Ahmed SAIE
Novembre 2006
En guise d’introduction
Bien que la théorie classique du réalisme politique ait connu des modifications profondes au cours des trois décennies précédentes sous les noms de néoréalisme ou de réalisme structural et d’autres, elle a pu garder encore certaines rigueurs qui lui permettent de se maintenir dans la catégorie des théories politiques. Selon cette théorie dont le parrain dans le domaine des relations internationales est Morgenthau1, chaque acteur n’a pour préoccupation que de garder son pouvoir et l’augmenter. Pour emprunter des termes marxistes on peut considérer les rapports des forces comme une infrastructure et toutes les institutions politiques et juridiques qui en dérivent comme superstructure qui ne peuvent survivre à la modification profonde de la première. On peut en citer plusieurs exemples à l’échelle nationale aussi bien qu’à l’échelle internationale. La Quatrième République en France était une institution basée sur une réalité que l’on appelait le régime tripartite. Ce régime s’effondra à la suite de retrait du parti communiste et la dissidence entre les deux autres, la Quatrième République subit des disfonctionnement et n’attendît qu’un souffle de crise qui ne tarda pas à l’écraser entièrement. Le système de l’équilibre du pouvoir et dans le concert européen résultant du congrès de Viennes n’avait quant à lui pas pu survivre à la montée en puissance de l’empire allemand dans les années 1870 qui déforma le système international en un système presque bipolaire aboutissant à deux coalitions belliqueuses qui sont à l’origine de la Première Guerre mondiale. Le pacte de San Francisco en 1945 signé sur la base d’une alliance antinazie entre les gagnants de la guerre mondiale avait pour but la garantie de la paix avec la participation de tous les États membres et sous la haute responsabilité des Grands. Cette alliance précaire devait à l’instar de l’alliance antinapoléonienne instaurer une paix durable sur l’accord des grandes puissances, ce qui selon Henry Kissinger légitimait le système qui en résultait2.

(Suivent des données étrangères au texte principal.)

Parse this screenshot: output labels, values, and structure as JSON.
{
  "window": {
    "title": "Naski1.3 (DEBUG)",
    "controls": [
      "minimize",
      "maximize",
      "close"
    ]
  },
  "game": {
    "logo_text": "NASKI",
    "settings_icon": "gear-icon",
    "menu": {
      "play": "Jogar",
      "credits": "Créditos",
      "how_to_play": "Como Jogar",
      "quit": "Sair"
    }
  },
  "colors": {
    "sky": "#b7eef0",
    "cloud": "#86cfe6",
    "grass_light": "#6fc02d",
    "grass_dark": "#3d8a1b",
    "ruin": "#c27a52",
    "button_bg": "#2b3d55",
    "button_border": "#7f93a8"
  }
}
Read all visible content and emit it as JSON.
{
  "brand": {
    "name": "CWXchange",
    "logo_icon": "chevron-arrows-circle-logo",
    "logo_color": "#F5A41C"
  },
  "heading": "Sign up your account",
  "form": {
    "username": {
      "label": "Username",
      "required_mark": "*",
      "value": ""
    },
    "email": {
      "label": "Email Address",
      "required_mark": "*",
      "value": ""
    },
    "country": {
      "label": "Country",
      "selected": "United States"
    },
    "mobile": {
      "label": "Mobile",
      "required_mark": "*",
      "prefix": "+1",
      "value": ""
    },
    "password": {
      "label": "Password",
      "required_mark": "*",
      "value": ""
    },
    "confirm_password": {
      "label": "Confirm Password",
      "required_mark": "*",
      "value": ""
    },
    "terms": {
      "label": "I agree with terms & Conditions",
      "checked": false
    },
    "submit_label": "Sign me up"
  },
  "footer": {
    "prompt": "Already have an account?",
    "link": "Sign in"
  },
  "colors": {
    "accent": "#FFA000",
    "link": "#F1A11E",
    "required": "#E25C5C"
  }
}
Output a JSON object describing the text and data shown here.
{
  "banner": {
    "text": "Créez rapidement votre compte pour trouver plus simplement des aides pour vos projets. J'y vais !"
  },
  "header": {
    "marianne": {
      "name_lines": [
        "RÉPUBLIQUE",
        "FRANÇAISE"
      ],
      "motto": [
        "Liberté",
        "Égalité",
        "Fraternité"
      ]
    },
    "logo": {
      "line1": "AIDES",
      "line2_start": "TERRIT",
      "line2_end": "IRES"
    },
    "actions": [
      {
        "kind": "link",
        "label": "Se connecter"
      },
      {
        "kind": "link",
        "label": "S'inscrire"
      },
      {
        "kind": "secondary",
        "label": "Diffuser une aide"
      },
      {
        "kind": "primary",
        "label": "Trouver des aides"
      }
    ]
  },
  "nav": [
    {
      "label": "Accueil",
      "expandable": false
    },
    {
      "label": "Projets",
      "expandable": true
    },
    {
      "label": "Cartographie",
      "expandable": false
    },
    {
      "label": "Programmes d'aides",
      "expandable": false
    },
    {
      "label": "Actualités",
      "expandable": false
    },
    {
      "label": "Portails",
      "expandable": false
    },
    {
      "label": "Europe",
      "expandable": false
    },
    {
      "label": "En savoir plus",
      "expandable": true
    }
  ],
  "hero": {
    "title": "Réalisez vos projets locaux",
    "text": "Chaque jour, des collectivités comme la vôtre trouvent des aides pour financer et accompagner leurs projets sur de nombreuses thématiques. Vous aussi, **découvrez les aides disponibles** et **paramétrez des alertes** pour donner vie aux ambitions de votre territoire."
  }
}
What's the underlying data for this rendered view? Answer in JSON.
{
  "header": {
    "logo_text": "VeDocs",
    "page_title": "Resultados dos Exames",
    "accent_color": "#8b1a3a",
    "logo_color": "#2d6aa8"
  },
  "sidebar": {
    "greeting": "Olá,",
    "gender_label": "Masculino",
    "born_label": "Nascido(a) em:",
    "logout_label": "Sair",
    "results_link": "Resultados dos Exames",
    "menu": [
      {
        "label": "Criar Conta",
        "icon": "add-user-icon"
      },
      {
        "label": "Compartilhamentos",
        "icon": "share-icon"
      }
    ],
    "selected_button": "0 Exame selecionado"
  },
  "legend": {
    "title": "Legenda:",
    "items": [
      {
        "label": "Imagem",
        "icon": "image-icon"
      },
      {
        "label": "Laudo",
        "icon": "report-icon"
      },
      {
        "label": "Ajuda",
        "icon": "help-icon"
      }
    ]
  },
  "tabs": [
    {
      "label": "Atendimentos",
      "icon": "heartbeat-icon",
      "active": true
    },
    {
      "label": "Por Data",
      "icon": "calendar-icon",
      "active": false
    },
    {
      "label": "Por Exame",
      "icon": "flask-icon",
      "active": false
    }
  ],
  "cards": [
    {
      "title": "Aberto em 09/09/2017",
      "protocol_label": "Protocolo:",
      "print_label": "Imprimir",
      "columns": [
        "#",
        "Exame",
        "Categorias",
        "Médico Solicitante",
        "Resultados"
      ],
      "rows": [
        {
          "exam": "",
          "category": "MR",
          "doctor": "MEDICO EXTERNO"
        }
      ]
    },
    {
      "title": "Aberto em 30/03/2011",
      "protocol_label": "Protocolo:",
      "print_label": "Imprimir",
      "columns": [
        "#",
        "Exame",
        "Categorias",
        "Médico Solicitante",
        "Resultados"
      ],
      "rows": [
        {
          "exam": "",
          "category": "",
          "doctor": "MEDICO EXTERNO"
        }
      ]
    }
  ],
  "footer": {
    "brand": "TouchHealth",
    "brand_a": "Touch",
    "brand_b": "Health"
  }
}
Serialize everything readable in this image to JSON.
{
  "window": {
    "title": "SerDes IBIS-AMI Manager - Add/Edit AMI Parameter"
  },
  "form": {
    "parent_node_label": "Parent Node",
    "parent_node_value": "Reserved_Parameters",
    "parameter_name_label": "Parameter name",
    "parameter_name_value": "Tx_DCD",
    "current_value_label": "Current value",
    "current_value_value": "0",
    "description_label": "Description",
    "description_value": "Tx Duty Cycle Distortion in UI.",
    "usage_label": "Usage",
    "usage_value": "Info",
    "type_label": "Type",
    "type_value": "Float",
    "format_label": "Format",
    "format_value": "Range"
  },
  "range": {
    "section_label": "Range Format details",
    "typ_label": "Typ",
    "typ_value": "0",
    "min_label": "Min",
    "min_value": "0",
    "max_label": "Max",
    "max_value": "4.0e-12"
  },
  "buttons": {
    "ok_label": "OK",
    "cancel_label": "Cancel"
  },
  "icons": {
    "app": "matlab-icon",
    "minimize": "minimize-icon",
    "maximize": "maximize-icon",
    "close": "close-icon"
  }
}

Mais ce système ainsi instauré dont la représentation sera l’Organisation des Nations Unis va bientôt perdre sa base réelle par l’autocréation d’un système bipolaire. La survie de cette organisation tout au long de la période de la guerre froide est déjà un contre-courant de la réalité politique, mais elle s’explique par le manque de rigueur et l’absence de bon fonctionnement voire la non-existence de cette organisation qui n’a jamais pu empêcher une guerre quelconque. Avec la fin de la guerre froide on croyait que l’ère de l’ONU allait commencer avec 45 ans de retard. Hélas on comprit assez tôt que la situation était devenue encore plus décevante qu’auparavant. L’ONU estelle condamnée à toujours rester dans un idéalisme, à disparaître ou à être tout simplement conservée comme un livre saint. Elle nous rappelle Victor Hugo: Depuis six milles ans, la guerre plaît au peuple querelleur, et le Dieu perd son temps à farre des étoiles et des fleurs.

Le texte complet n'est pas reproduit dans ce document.